Giù le mani dal Mediterraneo: la guerra di corsa può provocare vittime e danni ambientali irreparabili
Non è la prima volta nel corso del conflitto russo-ucraino che unità mercantili vengono colpiti e, in alcuni casi, affondati nel nostro mare – nel termine nostro includiamo tutta l’umanità perché l’unicità e l’importanza del Mediterraneo è tale da farlo sentire “proprio” a tutti gli uomini –, questa volta però l’attacco militare alla petroliera Qendil è stato rivendicato da Kiev, precisando che si tratta di “nuova operazione speciale senza precedenti” e questa conferma arriva direttamente da una fonte del Servizio di sicurezza ucraino (Sbu). Un video dell’operazione militare, condotta attraverso il lancio di due droni e condiviso dalla stessa fonte (Sbu), mostra una serie di esplosioni avvenute su di una nave.
L’unità fatta segno dell’attacco in alto mare (circa 90 miglia dalla costa) risulta essere la petroliera Qendil, lunga 249 metri, battente bandiera dell’Oman, proveniente da un porto indiano e diretta Ust-Luga in Russia; l’unità in questione sarebbe stata colpita in acque internazionali, e Kiev si è affrettata a chiare che la petroliera in questione “sarebbe stata messa fuori uso senza provocare danni ambientali in quanto scarica di greggio” al momento dell’attacco, avvenuto al largo delle acque greche (tra Creta e le coste libiche).

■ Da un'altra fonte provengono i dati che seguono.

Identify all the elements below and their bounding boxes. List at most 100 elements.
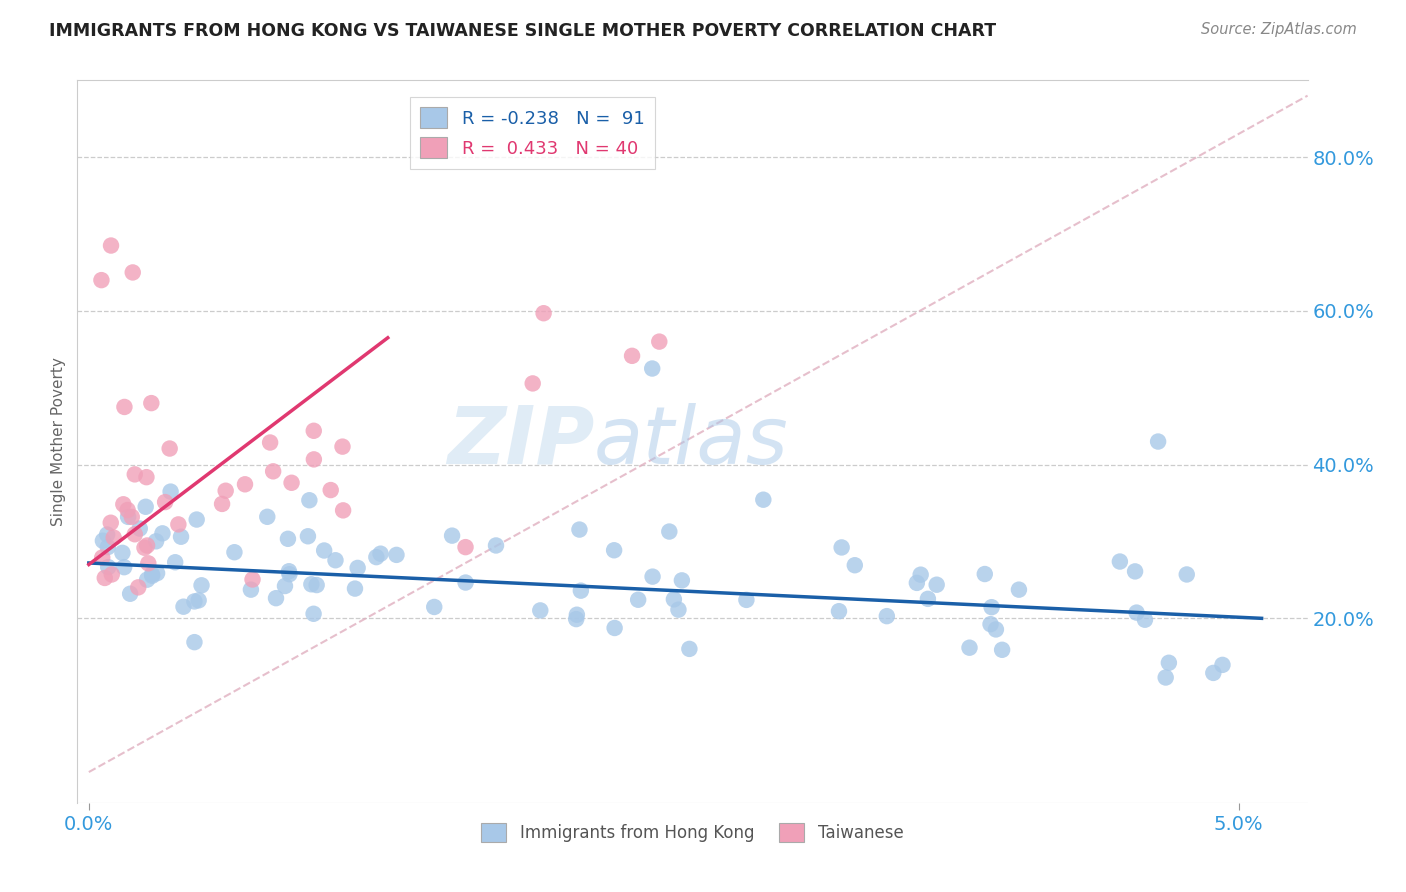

Nel Mediterraneo si erano già registrati attacchi verso navi russe o sospettate di lavorare per Mosca. La novità di questo attacco consiste nell’immediata rivendicazione dell’Ucraina che ha così dimostrato di poter compie mirati attacchi a più di 2mila chilometri dalla madre patria, in acque internazionali: è la prima volta che accade una cosa del genere e ciò in palese violazione delle norme che disciplinano il diritto internazionale marittimo e la sicurezza della navigazione, col suo principale pilastro costituito dalla “salvaguardia della vita umana in mare”.

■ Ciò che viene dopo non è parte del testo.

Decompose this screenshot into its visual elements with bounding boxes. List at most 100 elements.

Senza addentrarci in disquisizioni di carattere geopolitico affrontate da queste colonne in altre occasioni, limiteremo la nostra analisi a due principali fattori e che a nostro avviso sono percettibili dall’opinione pubblica mondiale come elementi palpabili e che toccano tutti noi.
Partiamo dalla salvaguardia degli “ecosistemi marini mediterranei” la cui delicatezza e fragilità è ben nota al mondo della scienza e alle Nazioni Unite, che già nel lontano 1975 pensarono di sottoporre a speciale protezione ambientale l’intera Regione mediterranea attraverso uno strumento normativo e procedurale forgiato ad hoc e conosciuto col nome di “Barcelona Convention” e i sette protocolli attuativi. Possiamo ritenere attendibile la dichiarazione del Governo ucraino che si affretta a chiarire che essendo la petroliera colpita in ballast (vuota di carico) non ci sono stati ripercussioni sugli ecosistemi marini, pur non conoscendo l’entità reale del prodotto fuoriuscito né, tanto meno, la natura chimica del medesimo? Allo stato dell’arte è impossibile rispondere positivamente.

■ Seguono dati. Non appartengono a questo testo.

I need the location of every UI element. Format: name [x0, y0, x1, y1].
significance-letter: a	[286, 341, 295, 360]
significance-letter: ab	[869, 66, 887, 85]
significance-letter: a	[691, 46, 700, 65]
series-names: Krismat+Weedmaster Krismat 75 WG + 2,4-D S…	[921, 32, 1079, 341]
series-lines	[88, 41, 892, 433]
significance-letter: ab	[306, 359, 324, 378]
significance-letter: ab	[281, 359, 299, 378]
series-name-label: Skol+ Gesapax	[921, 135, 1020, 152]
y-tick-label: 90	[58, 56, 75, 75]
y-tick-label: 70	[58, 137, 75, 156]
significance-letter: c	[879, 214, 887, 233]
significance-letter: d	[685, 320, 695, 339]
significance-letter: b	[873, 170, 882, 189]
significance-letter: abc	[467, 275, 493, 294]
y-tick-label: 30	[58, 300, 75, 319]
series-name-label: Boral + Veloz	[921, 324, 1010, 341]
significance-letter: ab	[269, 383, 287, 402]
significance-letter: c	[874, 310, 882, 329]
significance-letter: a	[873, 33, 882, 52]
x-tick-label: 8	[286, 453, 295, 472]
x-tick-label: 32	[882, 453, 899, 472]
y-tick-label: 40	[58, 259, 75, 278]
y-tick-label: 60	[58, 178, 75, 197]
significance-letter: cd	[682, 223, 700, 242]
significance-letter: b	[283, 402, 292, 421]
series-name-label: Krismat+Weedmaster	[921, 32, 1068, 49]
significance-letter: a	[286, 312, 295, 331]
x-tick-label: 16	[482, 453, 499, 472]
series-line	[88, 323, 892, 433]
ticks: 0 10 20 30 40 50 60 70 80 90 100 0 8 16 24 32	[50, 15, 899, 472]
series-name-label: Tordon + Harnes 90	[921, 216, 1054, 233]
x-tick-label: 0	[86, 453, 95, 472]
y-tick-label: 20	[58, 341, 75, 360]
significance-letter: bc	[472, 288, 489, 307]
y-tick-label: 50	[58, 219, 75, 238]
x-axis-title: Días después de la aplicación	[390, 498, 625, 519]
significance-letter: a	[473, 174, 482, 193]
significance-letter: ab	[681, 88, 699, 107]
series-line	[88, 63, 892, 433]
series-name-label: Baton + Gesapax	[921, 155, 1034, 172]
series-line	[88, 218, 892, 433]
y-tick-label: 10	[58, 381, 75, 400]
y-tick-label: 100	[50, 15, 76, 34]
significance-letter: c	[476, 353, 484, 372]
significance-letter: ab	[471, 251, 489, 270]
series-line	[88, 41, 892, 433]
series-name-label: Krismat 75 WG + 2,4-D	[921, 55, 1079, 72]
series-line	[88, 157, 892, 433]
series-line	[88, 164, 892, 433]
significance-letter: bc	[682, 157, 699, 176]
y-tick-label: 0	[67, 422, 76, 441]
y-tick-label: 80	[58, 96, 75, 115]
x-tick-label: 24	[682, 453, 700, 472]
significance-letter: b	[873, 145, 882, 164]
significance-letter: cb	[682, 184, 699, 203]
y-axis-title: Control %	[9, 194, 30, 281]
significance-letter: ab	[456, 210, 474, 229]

Il secondo e non meno preoccupante aspetto è costituito dall’assoluta mancanza di preoccupazione verso l’incolumità fisica degli equipaggi; i marittimi imbarcati – che nulla hanno a che vedere con intrighi internazionali – sono rimasti tutti vivi ed illesi, ci sono elementi certi tali da poter escludere vittime dovute a questo attacco così come per i precedenti attacchi? Il segretario generale dell’Imo (International maritime organization), Arsenio Antonio Dominguez Velasco, ha protestato coi Governi belligeranti e rappresentato che non sono tollerabili comportamenti pericolosi sia per gli equipaggi che per l’ambiente marino?
Non possiamo non vedere la rapida dissoluzione delle norme internazionali che hanno disciplinato la navigazione marittima e ignorare gli sforzi compiuti dalle società civili che, da Groezio in poi, sono sempre stati rivolti al miglioramento delle regole del diritto marittimo per facilitare a tutti la navigazione e il regolare trasporto delle merci; regole che, ricordiamo ancora una volta, non riguardano le nazioni belligeranti ma sono appannaggio dell’umanità intera.
Quanto ancora potrà ritenersi accettabile la guerra di corsa che stiamo cui assistiamo quasi quotidianamente in molti teatri marittimi, dal Mar dei Caraibi al Mar della Cina e ora entrata prepotentemente nel Mare Nostrum? Quanto ancora reggerà l’UNCLOS (United Nations Convention Low of Sea) a questi continui scossoni?